This Thanksgiving Sara Avendano, an undocumented immigrant from Mexico who was facing deportation, had something to be thankful for. Avendano had just received a last-minute reprieve from the Department of Homeland Security. She was granted a humanitarian parole that will allow her to stay in the U.S. for one more year.
“We made a strong case for her to stay in the US,” said her lawyer Susana DeLeon.
The mother of six U.S. citizen children, Avendano has lived in the United States for 16 years and is married to an El Savadoran immigrant who is on Temporary Protected Status, exacerbating the family’s instability. DeLeon explains that, under current immigration policies, Avendano has exhausted all avenues to stay legally in the United States and the humanitarian parole was her only recourse. Because her husband Nixon is neither a citizen nor a permanent resident (although he is legally in the country), she cannot file for U.S. residency through marriage. Neither can she file for residency through her children because a child must be at least 21 to petition for residency for a parent. Their oldest child is seventeen, while the youngest is only a year old.
In a telephone interview with the Daily Planet, Avendano says that she knows her battle to stay legally in Minnesota is far from over.
“I want to keep fighting to see if I can stay with my family without worrying about deportation,” she said. She is afraid to think what would happen to her children if she has to leave them. She is mostly concerned about her six-year-old autistic son, who is very dependent on her. When Avendano was briefly deported in 2007, she says her son did not take her absence well.
“He would run into walls, refuse to talk and eat … ,” she said.”It would be tragic if my son, my children, had to separated from me again.”
Avendano’s daughter, fourteen-year-old Jennifer, teared up as she described the fear of losing her mother. “Its been a roller-coaster of emotions. I know that my family is not unique. What is happening to us is happening to many families. Our family is just an example.”

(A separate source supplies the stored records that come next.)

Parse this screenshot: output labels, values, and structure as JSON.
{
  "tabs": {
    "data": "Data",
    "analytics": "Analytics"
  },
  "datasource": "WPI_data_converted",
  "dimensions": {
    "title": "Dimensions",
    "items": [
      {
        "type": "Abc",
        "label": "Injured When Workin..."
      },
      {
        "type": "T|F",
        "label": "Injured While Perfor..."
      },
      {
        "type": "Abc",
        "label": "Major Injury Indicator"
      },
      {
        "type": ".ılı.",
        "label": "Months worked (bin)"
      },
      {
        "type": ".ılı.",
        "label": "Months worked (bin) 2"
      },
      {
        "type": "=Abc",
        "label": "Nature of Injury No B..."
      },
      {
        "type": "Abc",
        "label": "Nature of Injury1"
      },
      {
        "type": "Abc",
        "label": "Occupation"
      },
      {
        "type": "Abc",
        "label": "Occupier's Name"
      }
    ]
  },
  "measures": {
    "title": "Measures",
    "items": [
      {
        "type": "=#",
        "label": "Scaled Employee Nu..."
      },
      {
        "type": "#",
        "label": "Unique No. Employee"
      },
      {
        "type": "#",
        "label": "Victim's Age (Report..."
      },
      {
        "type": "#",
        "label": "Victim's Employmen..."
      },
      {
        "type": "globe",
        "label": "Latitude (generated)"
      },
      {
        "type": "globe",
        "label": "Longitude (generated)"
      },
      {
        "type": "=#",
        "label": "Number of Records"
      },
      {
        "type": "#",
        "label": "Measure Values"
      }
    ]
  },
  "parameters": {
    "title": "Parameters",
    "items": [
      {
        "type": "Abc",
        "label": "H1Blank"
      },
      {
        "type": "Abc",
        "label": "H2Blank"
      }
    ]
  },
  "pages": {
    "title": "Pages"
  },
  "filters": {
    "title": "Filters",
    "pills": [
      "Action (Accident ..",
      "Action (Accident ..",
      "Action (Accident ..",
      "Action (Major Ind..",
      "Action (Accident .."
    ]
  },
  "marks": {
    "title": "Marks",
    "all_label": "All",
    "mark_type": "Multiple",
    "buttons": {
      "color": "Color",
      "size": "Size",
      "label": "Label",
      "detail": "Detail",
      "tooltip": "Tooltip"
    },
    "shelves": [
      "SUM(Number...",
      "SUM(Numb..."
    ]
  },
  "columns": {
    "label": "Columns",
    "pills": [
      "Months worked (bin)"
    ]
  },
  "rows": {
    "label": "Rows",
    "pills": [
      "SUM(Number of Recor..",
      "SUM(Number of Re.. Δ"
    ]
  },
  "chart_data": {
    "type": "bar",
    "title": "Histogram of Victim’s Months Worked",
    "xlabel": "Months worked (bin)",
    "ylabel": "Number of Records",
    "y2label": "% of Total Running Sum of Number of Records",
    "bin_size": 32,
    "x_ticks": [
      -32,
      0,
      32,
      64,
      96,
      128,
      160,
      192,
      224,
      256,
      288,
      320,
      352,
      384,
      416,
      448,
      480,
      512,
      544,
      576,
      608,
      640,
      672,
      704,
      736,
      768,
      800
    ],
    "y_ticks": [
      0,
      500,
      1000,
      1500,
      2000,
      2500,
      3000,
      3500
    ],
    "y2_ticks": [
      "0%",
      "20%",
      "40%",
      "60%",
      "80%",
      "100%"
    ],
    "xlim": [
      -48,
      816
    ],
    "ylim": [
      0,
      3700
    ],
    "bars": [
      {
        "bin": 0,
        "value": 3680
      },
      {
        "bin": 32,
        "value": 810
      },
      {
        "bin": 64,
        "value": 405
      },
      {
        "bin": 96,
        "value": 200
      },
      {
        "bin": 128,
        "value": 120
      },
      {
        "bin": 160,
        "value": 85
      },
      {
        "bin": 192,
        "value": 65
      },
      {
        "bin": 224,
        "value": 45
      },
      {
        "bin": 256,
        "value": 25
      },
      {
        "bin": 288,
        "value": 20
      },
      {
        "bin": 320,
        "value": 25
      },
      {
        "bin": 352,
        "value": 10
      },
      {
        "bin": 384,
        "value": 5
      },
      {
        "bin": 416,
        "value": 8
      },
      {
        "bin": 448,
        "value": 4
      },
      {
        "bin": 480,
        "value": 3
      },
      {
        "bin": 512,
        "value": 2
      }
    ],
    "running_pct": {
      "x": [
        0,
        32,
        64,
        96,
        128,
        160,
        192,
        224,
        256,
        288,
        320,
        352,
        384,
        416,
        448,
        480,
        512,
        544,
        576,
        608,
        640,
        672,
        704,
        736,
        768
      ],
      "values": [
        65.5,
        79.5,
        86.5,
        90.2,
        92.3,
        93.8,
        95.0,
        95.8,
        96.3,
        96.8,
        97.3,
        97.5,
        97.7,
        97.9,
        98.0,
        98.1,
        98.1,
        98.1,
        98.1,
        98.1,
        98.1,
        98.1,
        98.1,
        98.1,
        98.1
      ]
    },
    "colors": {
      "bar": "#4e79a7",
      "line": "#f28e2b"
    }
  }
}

Short of an immigration policy that offers amnesty to immigrants like Avendano, her only option is to begin the process of refiling an extension for a humanitarian parole when the current one expires in a year’s time. At a time of economic uncertainty in the United States, amnesty is a tough sell to make to anti-immigration advocates. The Senate Judiciary Committee is expected to introduce its first immigration bill early next year.